Responding to the question, translated by an Indian whose smattering of English probably came indirectly from the earlier failed Roanoke colony in North Carolina, Smith replies: "The sky? No. We come from England, an island on the other side of the sea."
The dialogue continues as the interpreter puts Smith's reply in Powhatan's own words, Virginia Algonquian, a language not spoken for more than two centuries. Like most of the 800 or more indigenous languages of North America when Europeans first arrived, Powhatan's became extinct as Indians declined in number, dispersed and lost their cultural identity.
A small but growing number of linguists and anthropologists has been busy in recent years recreating such dead or dying Indian speech. Their field is language revitalization, the science of reconstructing lost languages. One byproduct of the scholarship is the dialogue in Virginia Algonquian for the movie The New World.

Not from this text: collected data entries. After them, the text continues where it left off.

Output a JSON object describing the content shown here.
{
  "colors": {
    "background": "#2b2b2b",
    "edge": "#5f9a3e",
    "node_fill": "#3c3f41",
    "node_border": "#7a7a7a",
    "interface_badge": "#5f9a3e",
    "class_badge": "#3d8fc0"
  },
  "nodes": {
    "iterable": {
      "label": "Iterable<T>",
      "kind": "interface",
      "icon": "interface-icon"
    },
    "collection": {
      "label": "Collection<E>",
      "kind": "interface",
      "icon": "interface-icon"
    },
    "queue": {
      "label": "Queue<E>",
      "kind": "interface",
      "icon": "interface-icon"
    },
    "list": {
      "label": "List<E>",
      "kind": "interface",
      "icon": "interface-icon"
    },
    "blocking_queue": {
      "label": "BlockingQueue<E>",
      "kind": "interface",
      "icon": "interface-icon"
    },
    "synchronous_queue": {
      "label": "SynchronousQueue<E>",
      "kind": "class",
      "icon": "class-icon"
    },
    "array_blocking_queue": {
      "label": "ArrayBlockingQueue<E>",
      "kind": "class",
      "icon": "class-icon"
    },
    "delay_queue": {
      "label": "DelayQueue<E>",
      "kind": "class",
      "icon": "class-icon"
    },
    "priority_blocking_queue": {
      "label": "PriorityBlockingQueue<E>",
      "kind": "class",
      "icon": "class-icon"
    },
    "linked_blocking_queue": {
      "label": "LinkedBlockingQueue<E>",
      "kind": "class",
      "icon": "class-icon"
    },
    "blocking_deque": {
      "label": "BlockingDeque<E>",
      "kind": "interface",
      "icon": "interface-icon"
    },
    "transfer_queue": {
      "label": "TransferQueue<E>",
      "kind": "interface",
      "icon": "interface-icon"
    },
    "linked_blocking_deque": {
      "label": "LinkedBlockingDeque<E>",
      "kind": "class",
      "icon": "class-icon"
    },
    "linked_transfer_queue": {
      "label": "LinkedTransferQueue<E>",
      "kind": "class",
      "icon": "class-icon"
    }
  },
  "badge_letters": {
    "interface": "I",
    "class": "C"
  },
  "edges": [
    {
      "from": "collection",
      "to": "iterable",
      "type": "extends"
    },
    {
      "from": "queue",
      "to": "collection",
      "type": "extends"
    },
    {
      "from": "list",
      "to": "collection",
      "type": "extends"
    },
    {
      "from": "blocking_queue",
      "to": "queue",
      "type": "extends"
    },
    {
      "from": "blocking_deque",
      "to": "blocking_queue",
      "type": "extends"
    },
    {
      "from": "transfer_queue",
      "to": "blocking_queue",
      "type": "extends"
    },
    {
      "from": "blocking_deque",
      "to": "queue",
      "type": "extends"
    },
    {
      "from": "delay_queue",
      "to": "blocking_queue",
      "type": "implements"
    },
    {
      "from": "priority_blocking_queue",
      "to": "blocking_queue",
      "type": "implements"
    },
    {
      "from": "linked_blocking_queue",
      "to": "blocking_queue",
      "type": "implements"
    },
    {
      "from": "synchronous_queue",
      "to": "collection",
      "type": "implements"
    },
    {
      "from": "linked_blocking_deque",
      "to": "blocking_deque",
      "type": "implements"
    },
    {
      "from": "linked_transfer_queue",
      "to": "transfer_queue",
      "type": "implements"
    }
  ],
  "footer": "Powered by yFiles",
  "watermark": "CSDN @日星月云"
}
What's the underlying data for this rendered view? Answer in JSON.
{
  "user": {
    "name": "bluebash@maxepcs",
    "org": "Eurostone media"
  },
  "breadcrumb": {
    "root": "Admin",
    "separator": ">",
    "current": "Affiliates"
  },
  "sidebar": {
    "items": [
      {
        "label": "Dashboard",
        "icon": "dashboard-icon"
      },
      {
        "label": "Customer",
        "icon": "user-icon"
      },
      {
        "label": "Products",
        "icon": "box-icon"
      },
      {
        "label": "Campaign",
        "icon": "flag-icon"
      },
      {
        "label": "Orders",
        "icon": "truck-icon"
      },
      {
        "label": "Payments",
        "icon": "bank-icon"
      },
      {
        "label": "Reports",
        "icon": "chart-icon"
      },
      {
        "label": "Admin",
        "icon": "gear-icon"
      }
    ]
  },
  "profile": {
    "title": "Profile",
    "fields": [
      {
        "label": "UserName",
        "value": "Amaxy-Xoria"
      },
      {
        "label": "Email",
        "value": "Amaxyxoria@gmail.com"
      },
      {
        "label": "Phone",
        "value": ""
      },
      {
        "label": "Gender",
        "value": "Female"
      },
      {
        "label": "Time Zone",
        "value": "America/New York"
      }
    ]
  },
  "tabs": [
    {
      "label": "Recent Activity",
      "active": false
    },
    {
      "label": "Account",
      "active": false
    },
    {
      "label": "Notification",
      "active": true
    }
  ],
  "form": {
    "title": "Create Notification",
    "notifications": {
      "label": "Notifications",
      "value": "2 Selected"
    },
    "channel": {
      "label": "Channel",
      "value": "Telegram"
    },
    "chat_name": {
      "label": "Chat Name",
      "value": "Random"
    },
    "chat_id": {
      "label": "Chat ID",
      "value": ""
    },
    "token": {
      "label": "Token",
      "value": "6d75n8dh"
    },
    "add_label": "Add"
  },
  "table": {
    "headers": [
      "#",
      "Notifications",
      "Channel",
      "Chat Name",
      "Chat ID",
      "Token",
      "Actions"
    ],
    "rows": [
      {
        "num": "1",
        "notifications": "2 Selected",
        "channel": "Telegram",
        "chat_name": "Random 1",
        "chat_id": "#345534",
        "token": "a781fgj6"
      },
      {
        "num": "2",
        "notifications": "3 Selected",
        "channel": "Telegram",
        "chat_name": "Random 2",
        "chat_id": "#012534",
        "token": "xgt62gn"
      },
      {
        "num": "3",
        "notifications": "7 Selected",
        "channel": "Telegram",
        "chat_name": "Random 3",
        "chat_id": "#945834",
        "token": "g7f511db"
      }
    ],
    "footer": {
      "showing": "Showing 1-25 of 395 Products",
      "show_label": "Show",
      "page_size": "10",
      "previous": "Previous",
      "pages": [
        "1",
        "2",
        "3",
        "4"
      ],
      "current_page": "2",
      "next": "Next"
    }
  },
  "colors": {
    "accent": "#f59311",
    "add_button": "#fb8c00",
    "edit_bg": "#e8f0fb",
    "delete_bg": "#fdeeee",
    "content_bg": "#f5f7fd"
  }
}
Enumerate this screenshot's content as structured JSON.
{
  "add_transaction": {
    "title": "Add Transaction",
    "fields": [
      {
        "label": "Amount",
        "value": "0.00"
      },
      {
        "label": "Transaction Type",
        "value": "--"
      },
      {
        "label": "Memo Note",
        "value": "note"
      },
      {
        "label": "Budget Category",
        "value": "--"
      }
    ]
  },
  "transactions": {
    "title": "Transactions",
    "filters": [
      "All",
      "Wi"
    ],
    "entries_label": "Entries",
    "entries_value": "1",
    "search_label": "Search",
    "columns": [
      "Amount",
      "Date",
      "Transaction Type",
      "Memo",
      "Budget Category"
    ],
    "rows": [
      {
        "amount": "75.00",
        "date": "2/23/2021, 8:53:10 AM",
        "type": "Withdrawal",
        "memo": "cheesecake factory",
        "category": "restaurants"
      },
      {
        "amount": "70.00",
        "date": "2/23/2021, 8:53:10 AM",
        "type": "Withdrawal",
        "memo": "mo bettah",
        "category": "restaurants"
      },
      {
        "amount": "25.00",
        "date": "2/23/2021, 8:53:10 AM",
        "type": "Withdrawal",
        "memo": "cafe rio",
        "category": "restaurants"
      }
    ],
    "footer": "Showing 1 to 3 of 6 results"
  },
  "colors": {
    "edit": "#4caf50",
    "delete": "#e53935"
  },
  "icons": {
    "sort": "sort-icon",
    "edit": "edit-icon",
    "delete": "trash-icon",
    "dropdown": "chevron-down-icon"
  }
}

More than movie making is behind the research. A revival of ethnic pride and cultural studies has stimulated Indians' interest in their languages, some long dead. Of the more than 15 Algonquian languages in eastern North America, the two still spoken are Passamaquoddy-Malecite in Maine and Mikmaq in New Brunswick.
In other cases, the few speakers of an Indian tongue are the old people, never their grandchildren, and so the research is a desperate attempt to save another language from burial with a departing gener-ation. The passing of a language diminishes cultural diversity, anthropologists say, and the restoration of at least some part of a language is an act of reclaiming a people's heritage.
Blair Rudes, a linguist at the University of North Carolina, Charlotte, who specializes in reconstructing Indian languages, said several Algonquian commun-ities in the East had efforts under way to recover their lost languages and return them to daily use.
"What turns out to be really important is just that they learn some piece of the language because it is reclaiming their heritage," Rudes said. "So much was lost that reclaiming any of it is a major event."
Ives Goddard, a curator for linguistics and anthropology at the Smithsonian Institution, said, "The loss of languages continues, and it's a worldwide phenomenon."
At least half the world's estimated 6,000 languages, Goddard said, have so few remaining speakers that they are threatened with extinction. By 2100, he predicted, "there will be fewer than 3,000 languages still spoken."
When the director of The New World, Terrence Malick, decided that for authenticity Powhatan should speak in his own language, he called in Rudes, who has worked with Goddard in reconstructing the defunct Algonquian language of the Pequot of Conne-cticut. He is also engaged in language restoration for the Catawba of North Carolina and is collaborating with Helen Rountree, emeritus professor of anthropology at Old Dominion University, on a dictionary of Virginia Algonquian.
Rudes was asked what would Powhatan and his daughter Pocahontas say and how would they say it? It was a daunting assignment.
The related Algonquian languages were among the first in North America to die out, and no one is known to have spoken Virginia Algonquian since 1785. Like other Indians, except some cultures in Mexico and Central America, there was no writing system, and the grammar and most of their vocabulary were lost.